Я карабкался по вантам на тринкетто — переднюю мачту, она уже здорово раскачивалась. Хоть и привычно, но всё равно страшно. Ветер быстро набирал силу, но от тебя требуется еще бо́льшая сила, чтобы, вися на марса-рее, зарифлять неподатливый парус. Проклятый ветер рвал завязки из рук, озябших до костей. Океан, будто обуянный непонятной злобой, гнал вал за валом, и под их ударами корабль содрогался своим деревянным телом, валился с борта на борт, стонал от боли. Клочья пены летели, достигая до марсовых, висящих на верхотуре. В завываниях ветра мне вдруг почудилось: «Убью-у-у… убью-у-у… чужезе-е-мец…» Я покосился на Аффонсо, работающего слева от меня, — его рот был растянут от уха до уха, так уж мне показалось, — растянут в злобной усмешке.

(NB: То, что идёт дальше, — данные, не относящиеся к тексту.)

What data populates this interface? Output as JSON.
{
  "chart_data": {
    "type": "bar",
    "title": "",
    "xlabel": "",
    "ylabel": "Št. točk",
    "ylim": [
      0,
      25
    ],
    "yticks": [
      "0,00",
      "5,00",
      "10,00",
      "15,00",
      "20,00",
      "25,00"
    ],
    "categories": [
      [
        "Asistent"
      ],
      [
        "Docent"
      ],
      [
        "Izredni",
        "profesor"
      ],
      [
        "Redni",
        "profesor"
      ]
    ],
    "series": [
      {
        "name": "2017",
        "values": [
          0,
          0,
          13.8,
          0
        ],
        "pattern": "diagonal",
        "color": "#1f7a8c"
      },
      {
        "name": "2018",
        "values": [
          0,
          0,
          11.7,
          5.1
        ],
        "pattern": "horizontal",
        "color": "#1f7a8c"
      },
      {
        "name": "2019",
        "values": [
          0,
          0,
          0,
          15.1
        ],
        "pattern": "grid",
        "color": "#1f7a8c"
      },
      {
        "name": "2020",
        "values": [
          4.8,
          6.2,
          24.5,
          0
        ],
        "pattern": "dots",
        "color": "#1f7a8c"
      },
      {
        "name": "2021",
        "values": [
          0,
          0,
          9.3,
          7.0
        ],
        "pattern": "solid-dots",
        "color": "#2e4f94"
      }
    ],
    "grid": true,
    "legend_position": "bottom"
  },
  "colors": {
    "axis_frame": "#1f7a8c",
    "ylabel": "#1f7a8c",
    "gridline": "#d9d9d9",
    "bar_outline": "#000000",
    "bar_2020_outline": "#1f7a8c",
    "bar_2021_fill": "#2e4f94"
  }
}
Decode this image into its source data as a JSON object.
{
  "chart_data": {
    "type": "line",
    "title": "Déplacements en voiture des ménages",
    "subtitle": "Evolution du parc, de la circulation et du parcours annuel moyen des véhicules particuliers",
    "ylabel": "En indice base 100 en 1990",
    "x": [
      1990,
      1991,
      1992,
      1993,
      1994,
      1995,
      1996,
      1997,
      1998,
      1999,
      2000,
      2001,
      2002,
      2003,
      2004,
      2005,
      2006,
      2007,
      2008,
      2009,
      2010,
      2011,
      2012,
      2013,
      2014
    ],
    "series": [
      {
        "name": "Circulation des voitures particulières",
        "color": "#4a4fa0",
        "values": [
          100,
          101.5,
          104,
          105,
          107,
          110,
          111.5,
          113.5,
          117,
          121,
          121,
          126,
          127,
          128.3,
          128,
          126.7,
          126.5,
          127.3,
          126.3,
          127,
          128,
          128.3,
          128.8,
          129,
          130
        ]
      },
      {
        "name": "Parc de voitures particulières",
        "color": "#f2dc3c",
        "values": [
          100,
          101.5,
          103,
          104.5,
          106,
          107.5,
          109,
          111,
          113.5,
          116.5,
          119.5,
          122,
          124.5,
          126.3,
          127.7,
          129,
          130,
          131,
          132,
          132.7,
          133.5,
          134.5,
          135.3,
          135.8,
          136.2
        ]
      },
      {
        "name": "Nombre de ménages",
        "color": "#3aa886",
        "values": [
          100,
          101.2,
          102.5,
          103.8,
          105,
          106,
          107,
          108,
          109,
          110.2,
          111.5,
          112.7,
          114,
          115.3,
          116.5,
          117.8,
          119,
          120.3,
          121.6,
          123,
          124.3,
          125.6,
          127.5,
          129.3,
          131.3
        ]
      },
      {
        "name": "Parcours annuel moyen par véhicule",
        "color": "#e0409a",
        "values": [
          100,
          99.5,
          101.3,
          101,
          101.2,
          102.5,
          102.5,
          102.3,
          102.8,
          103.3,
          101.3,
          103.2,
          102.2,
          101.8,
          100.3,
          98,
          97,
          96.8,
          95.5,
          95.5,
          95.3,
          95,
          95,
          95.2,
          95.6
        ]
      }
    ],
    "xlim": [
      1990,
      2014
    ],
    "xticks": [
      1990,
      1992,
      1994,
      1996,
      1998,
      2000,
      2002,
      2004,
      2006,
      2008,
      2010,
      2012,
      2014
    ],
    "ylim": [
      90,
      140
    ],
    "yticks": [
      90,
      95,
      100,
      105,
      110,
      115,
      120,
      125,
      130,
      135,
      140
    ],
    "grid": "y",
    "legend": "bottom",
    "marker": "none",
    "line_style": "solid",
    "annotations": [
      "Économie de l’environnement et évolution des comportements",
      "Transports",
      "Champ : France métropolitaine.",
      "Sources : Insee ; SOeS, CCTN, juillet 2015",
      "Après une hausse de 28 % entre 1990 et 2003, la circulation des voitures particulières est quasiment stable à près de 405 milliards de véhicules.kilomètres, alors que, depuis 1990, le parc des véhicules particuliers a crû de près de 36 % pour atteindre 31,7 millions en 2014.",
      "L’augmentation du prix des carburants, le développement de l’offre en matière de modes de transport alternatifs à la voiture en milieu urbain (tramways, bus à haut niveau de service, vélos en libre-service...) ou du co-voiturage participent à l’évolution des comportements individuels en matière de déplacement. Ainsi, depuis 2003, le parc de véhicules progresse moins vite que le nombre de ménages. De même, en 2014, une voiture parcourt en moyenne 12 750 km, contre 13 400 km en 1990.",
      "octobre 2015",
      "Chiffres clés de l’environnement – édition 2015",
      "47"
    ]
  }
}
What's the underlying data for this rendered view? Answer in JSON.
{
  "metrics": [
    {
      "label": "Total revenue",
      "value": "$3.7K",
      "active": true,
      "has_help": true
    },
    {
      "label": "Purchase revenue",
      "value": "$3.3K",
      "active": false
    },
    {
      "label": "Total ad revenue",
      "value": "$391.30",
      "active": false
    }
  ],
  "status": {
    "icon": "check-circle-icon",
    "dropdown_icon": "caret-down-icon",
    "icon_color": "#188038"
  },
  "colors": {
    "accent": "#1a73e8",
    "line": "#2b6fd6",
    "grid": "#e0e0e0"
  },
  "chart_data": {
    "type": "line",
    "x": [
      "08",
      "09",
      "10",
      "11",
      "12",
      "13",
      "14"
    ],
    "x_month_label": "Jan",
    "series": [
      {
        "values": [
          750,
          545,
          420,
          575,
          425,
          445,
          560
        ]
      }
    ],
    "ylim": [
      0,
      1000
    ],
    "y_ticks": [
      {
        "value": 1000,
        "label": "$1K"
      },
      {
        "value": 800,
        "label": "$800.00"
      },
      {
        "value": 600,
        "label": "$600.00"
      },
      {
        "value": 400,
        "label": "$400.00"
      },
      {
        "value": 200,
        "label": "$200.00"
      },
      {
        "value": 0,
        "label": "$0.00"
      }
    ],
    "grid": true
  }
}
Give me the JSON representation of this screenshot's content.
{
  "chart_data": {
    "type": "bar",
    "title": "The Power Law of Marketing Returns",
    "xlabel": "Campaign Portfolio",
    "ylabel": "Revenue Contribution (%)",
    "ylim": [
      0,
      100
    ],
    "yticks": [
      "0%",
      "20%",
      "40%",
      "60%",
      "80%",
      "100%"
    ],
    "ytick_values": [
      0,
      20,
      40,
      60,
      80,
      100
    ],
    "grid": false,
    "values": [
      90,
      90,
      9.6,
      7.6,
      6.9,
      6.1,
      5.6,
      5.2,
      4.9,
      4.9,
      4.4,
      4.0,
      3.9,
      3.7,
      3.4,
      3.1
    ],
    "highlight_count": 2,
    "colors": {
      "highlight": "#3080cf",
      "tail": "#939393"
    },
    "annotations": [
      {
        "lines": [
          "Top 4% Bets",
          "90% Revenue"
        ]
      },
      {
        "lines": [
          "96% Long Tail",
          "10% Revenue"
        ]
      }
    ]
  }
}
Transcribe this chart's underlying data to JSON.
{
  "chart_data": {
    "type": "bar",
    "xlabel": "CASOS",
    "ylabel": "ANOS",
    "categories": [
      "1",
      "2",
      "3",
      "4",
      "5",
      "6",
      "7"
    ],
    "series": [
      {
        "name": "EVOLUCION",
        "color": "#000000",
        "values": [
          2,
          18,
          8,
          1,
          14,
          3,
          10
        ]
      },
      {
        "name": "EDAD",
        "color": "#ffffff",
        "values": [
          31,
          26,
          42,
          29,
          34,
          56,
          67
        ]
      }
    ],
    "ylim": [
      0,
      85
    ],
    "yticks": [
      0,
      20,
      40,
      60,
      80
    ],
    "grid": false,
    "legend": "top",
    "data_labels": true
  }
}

Идя на север вдоль африканского побережья, мы давно уже оставили позади белый столб над высоким обрывом — «падрао», водруженный Бартоломеу Диашем в крайней точке своего знаменитого плавания. Похоже, что мы вышли из полосы штормов. Морской черт перестал скалить зубы. Под Рождество миновали зеленый берег, на котором паслось стадо безрогих коров, — его так и назвали: «Natal», то есть Рождество. Встречные течения, безветрие останавливали продвижение. Но мы всё же шли и шли. Капитан-командор упрямо вел корабли в неведомые воды, к незнакомым берегам.
Была долгая стоянка в заливе близ широкого устья реки. Набирали в бочки пресную воду. Выменивали у чернокожих обитателей этих мест продовольствие (надо же, у них были такие же куры, как в Португалии!) — в обмен на зеркальца и тряпки. Ждали попутного ветра.
Аффонсо задрал к безоблачному небу клочковатую бородку и сказал, лениво потягиваясь:
— А денёк-то сегодня хорош.
— Еще как хорош, — подтвердил Жануарио. Он всегда и во всем соглашался с Аффонсо. Скажи тот, что, к примеру, вон с того холма взлетела ведьма на помеле, он и это подтвердит. Не дал Господь ему, Жануарио, большого ума. Зато силы у него было много, хоть отбавляй.
День, клонившийся к вечеру, и верно, выдался прекрасный — как бывало на Пасху в моем детстве в Алькантаре. «Сао Рафаэль» — наше деревянное корыто, изрядно расшатанное штормами, — слегка покачивало на зыби. С моря тянул теплый ветерок, ласковый, как голос мамы, сзывавшей нас, пятерых деточек, на ужин. Я маму плохо помню, она умерла при очередных родах, но голос-то ее застрял у меня в ушах. Облокотясь на фальшборт, я глядел в морскую даль. Откуда я знал, что море тут называется Мозамбикским проливом? Странно. Уж не приснилось ли это название? В морских снах чего только не углядишь, не узнаешь…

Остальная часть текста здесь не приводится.